The actual meeting symposium began on Tuesday July 8, 2014 and was held at the University of Hull. Presentations and presenters for the symposium covered a wide range of topics ranging from the ecological and genetic impacts of stock enhancements to the institutional dimensions and governance of stocking. Unlike many symposia that that can be extremely narrow and ecology-focused, the topic of stock enhancement encompasses a wide range of disciplines, including economics and sociology. A particularly interesting subject to me was the trade-offs of introducing non-native fish species in developing countries for food security and economic development. Native fish preservation and restoration has been my primary focus throughout my educational and professional career, thus the idea of introducing non-native fish species to any water body was alarming. However, after seeing the nutritional and economic benefits that non-native fish species have had on many starving and impoverished communities, it quickly became apparent that this was not a black and white issue.

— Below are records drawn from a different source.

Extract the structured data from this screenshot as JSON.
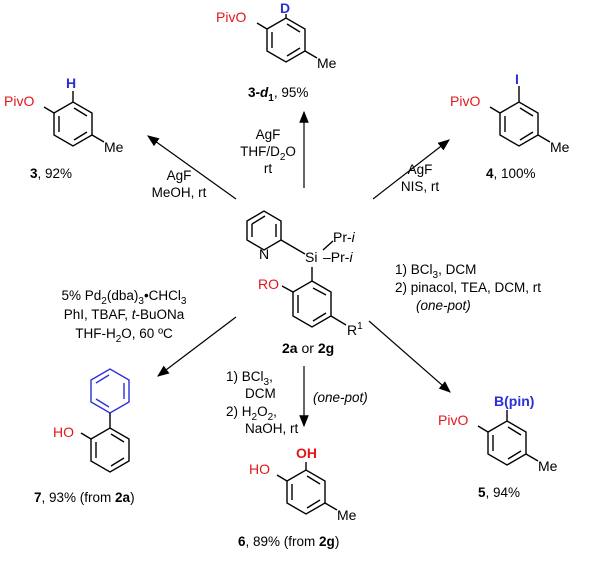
{
  "center": {
    "ring_label": "N",
    "si_label": "Si",
    "pr1": "Pr-",
    "pr1_i": "i",
    "pr2": "–Pr-",
    "pr2_i": "i",
    "ro_label": "RO",
    "r1_label": "R",
    "r1_sup": "1",
    "compound_a": "2a",
    "or_word": " or ",
    "compound_g": "2g"
  },
  "conditions": {
    "to3": [
      "AgF",
      "MeOH, rt"
    ],
    "to3d": [
      "AgF",
      "THF/D",
      "2",
      "O",
      "rt"
    ],
    "to4": [
      "AgF",
      "NIS, rt"
    ],
    "to5_1": "1) BCl",
    "to5_1_sub": "3",
    "to5_1_rest": ", DCM",
    "to5_2": "2) pinacol, TEA, DCM, rt",
    "to5_3": "(one-pot)",
    "to6_1": "1) BCl",
    "to6_1_sub": "3",
    "to6_1_rest": ",",
    "to6_2": "DCM",
    "to6_3": "2) H",
    "to6_3_sub": "2",
    "to6_3_mid": "O",
    "to6_3_sub2": "2",
    "to6_3_rest": ",",
    "to6_4": "NaOH, rt",
    "to6_5": "(one-pot)",
    "to7_1a": "5% Pd",
    "to7_1s1": "2",
    "to7_1b": "(dba)",
    "to7_1s2": "3",
    "to7_1c": "•CHCl",
    "to7_1s3": "3",
    "to7_2": "PhI, TBAF, ",
    "to7_2i": "t",
    "to7_2b": "-BuONa",
    "to7_3": "THF-H",
    "to7_3s": "2",
    "to7_3b": "O, 60 ºC"
  },
  "products": {
    "p3": {
      "atom_h": "H",
      "piv": "PivO",
      "me": "Me",
      "num": "3",
      "yield": ", 92%"
    },
    "p3d": {
      "atom_d": "D",
      "piv": "PivO",
      "me": "Me",
      "num": "3-",
      "num_d": "d",
      "num_sub": "1",
      "yield": ", 95%"
    },
    "p4": {
      "atom_i": "I",
      "piv": "PivO",
      "me": "Me",
      "num": "4",
      "yield": ", 100%"
    },
    "p5": {
      "atom_b": "B(pin)",
      "piv": "PivO",
      "me": "Me",
      "num": "5",
      "yield": ", 94%"
    },
    "p6": {
      "atom_oh": "OH",
      "ho": "HO",
      "me": "Me",
      "num": "6",
      "yield": ", 89% (from ",
      "src": "2g",
      "close": ")"
    },
    "p7": {
      "ho": "HO",
      "num": "7",
      "yield": ", 93% (from ",
      "src": "2a",
      "close": ")"
    }
  },
  "colors": {
    "oxygen_red": "#e3171b",
    "highlight_blue": "#2a2fd6"
  }
}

I have always wanted to visit the United Kingdom, but I never thought that my fisheries studies would take me there. The 2014 FSBI meeting a great educational experience and I met many new international colleagues. There is much to be said for smaller meetings where conference attendees eat breakfast and travel to and from the venue together. It was a great way to get to know other conference attendees in addition to being a great setting for attendees to share their research and resident fisheries issues. I have never felt so welcomed at a fisheries conference and I extend my sincerest gratitude to FSBI President Dr. Ian Winfield and Dr. Ian Cowx for their generous hospitality throughout the week. This was my first time traveling across the pond and I look forward to making the trip in the future.